GE Capital privilégie la Bourse pour maximiser la valeur de son crédit à la consommation

le 03/09/2013 L'AGEFI Quotidien / Edition de 7H

Alors que le rachat des cartes de crédit de HSBC aux Etats-Unis s'était fait à 9% du portefeuille, General Electric préfère la voie de l'IPO

Jeffrey Immelt, le patron de General Electric, avait annoncé la couleur au mois de mai : il souhaite recentrer le conglomérat sur ses activités industrielles et réduire le poids des activités financières dans le total de bilan. L’option d’une mise en Bourse de la division de crédit à la consommation aux Etats-Unis, évoquée alors par les analystes financiers, prend corps, à en croire le Wall Street Journal. Le groupe a mandaté JPMorgan et Goldman Sachs pour plancher sur un projet d’IPO qui pourrait aboutir début 2014.

Les activités considérées pesaient à fin juin un peu plus de 50 milliards de dollars d’actifs sur un total de prêts au bilan de 274 milliards pour la filiale financière GE Capital. Le conglomérat avait déjà envisagé fin 2007 de vendre uniquement ses cartes de crédit aux Etats-Unis, mais il n’avait pu trouver preneur à des conditions acceptables. La dernière transaction d’envergure dans ce secteur date d’août 2011. Capital One avait alors racheté les quelque 30 milliards d’euros d’encours de cartes de crédit de HSBC outre-Atlantique, à un prix de 2,75 milliards, soit 8,75% de la valeur nominale du portefeuille. Appliqué à celui de GE Capital, ce multiple aboutirait à une valeur de 4,4 milliards de dollars.

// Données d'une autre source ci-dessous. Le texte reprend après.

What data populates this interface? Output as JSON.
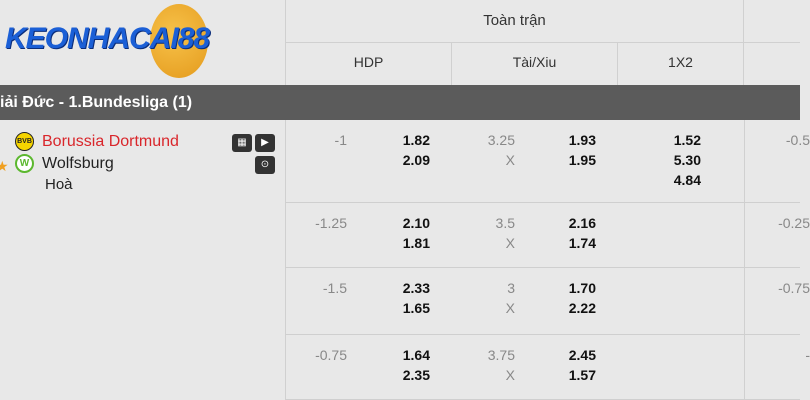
{
  "logo": {
    "text": "KEONHACAI88"
  },
  "header": {
    "title": "Toàn trận",
    "columns": [
      "HDP",
      "Tài/Xiu",
      "1X2"
    ]
  },
  "league": {
    "name": "iải Đức - 1.Bundesliga (1)"
  },
  "match": {
    "home": "Borussia Dortmund",
    "away": "Wolfsburg",
    "draw": "Hoà",
    "home_color": "#d9262b"
  },
  "rows": [
    {
      "hdp": "-1",
      "hdp_home": "1.82",
      "hdp_away": "2.09",
      "ou": "3.25",
      "ou_x": "X",
      "ou_over": "1.93",
      "ou_under": "1.95",
      "x12": [
        "1.52",
        "5.30",
        "4.84"
      ],
      "next": "-0.5"
    },
    {
      "hdp": "-1.25",
      "hdp_home": "2.10",
      "hdp_away": "1.81",
      "ou": "3.5",
      "ou_x": "X",
      "ou_over": "2.16",
      "ou_under": "1.74",
      "next": "-0.25"
    },
    {
      "hdp": "-1.5",
      "hdp_home": "2.33",
      "hdp_away": "1.65",
      "ou": "3",
      "ou_x": "X",
      "ou_over": "1.70",
      "ou_under": "2.22",
      "next": "-0.75"
    },
    {
      "hdp": "-0.75",
      "hdp_home": "1.64",
      "hdp_away": "2.35",
      "ou": "3.75",
      "ou_x": "X",
      "ou_over": "2.45",
      "ou_under": "1.57",
      "next": "-"
    }
  ]
}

Mais les limites posées par les autorités de la concurrence américaines à l’expansion des grandes banques réduisent le champ des acquéreurs potentiels. Et Jeffrey Immelt, qui relevait en mai que «les marchés financiers sont très réceptifs aux IPO», espère sans doute extraire davantage de valeur grâce à la Bourse. Le groupe américain de services financiers aux particuliers Discover, avec un total de bilan de 75 milliards de dollars, affiche une capitalisation boursière de 23 milliards et une action en hausse de 23% depuis le 1er janvier.

GE, dont la filiale financière est considérée comme systémique par les régulateurs américains, se séparerait ainsi de métiers qui lui ont donné des sueurs froides au plus fort de la crise fin 2008 et début 2009, mais qui se sont révélés robustes ensuite. «La décision de conserver l’activité cartes de crédit a bénéficié à GE Capital, puisque l’ensemble de la division particuliers a représenté 50% des profits [de la filiale financière] sur 2010-2012», soulignaient en mai les analystes de CreditSights.